Sheet after sheet was covered with drawings of Dorelia. Some were of her face, from every conceivable angle. In others, she was drawn full length, standing at a door, sitting at a table and, in many, many more, she was lying on a bed, as Roger would have said, “babe-naked.”

Startled, and about to snap the book shut, she heard a voice exclaim, “What the bloody hell’s going on now?”

Danby came blustering in. He stopped on the threshold. “Forgive me, sister. For a minute I thought it was that knight back again, seeing the door wide open. Have I left a page of my—” Then his glance fell to the pattern book and as she closed it he stepped forward. “What have you got there?” He peered into her face. “You look as if you’ve seen a ghost.”

“Just something I shouldn’t have seen.” She tried to put the book back on the shelf but Danby reached for it. She said, “I’m sorry. I should never have opened it. I did it without thinking.”

Danby was turning the pages with a puzzled frown. When he came to the drawings of his wife in the nude his frown deepened. He looked at every page all the way through to the end without speaking, then carefully pressed the pages together and held it between his hands for a moment.

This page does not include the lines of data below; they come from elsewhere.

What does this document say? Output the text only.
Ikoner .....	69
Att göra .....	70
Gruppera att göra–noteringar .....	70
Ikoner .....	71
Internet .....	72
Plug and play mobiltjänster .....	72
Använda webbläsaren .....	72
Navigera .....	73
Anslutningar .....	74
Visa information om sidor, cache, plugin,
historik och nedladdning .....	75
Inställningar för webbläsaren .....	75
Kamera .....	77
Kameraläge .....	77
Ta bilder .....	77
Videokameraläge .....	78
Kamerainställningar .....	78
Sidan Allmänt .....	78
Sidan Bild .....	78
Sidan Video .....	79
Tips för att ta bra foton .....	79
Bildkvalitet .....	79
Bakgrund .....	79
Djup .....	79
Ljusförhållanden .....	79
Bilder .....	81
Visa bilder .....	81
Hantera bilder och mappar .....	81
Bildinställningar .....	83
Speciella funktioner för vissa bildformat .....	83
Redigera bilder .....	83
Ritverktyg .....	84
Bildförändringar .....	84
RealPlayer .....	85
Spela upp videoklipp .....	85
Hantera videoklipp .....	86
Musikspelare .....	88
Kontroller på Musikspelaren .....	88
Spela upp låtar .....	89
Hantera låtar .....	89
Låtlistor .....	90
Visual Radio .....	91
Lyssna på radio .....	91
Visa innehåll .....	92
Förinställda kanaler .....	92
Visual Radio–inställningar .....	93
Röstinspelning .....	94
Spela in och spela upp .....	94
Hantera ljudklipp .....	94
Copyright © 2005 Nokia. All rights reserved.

“I had no idea,” he said in a roughened tone. For one startling moment his eyes filled then he turned briskly away. “Thank you, sister. It’s a timely reminder of one of Gilbert’s sayings: Truth will out. Now I know what he means by it.”

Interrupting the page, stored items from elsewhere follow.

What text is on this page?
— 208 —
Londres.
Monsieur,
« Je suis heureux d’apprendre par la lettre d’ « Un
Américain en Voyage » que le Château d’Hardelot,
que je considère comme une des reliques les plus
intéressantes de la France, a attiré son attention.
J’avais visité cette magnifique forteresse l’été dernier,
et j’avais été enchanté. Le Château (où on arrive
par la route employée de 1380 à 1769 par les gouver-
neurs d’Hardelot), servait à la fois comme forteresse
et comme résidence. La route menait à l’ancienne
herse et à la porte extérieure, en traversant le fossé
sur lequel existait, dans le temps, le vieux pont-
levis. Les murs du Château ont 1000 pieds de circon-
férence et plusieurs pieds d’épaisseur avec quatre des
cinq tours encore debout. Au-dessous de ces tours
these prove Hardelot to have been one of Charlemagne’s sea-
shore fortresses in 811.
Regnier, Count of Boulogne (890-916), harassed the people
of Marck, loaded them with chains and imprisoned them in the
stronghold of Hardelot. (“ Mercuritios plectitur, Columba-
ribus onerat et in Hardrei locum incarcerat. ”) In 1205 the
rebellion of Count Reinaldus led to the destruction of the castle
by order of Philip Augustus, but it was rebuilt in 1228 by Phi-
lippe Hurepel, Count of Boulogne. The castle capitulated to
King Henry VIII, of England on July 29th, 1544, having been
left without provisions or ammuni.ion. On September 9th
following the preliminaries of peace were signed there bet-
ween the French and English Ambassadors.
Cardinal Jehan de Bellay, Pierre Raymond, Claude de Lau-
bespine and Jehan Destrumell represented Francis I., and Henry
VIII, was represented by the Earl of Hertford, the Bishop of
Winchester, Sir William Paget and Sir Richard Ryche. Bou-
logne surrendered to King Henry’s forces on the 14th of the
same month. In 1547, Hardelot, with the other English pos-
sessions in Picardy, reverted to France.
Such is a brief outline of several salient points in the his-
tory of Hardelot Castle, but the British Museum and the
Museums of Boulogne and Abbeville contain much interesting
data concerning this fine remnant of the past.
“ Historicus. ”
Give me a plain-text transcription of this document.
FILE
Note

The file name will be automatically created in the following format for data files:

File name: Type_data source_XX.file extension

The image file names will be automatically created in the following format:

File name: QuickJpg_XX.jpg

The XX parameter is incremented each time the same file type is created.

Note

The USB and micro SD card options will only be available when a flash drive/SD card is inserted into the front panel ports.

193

He left the workshop. His footsteps could be heard going upstairs into his private chamber.

Hildegard took Kit across the yard into Tabitha’s where the widow made a great fuss of him. She kept commenting on his skinny arms and eventually Kit said, “I’m not a goose to be fattened up for a feast, widow.”

She laughed and said something about him not wanting another of her scones then, to which he replied he’d rather be a plump goose than a skellington.

Hildegard saw Danby come down and disappear into his back kitchen and a moment later the little scullion emerged looking important and sped off down the passage.

Danby appeared in the doorway and stood gazing across the yard.

She went out to him.

“I’ve sent the lad with a note to say I’m copping off rehearsals.” He still had the book in his hands. “I don’t know what to think,” he told her. “I’m pole-axed.”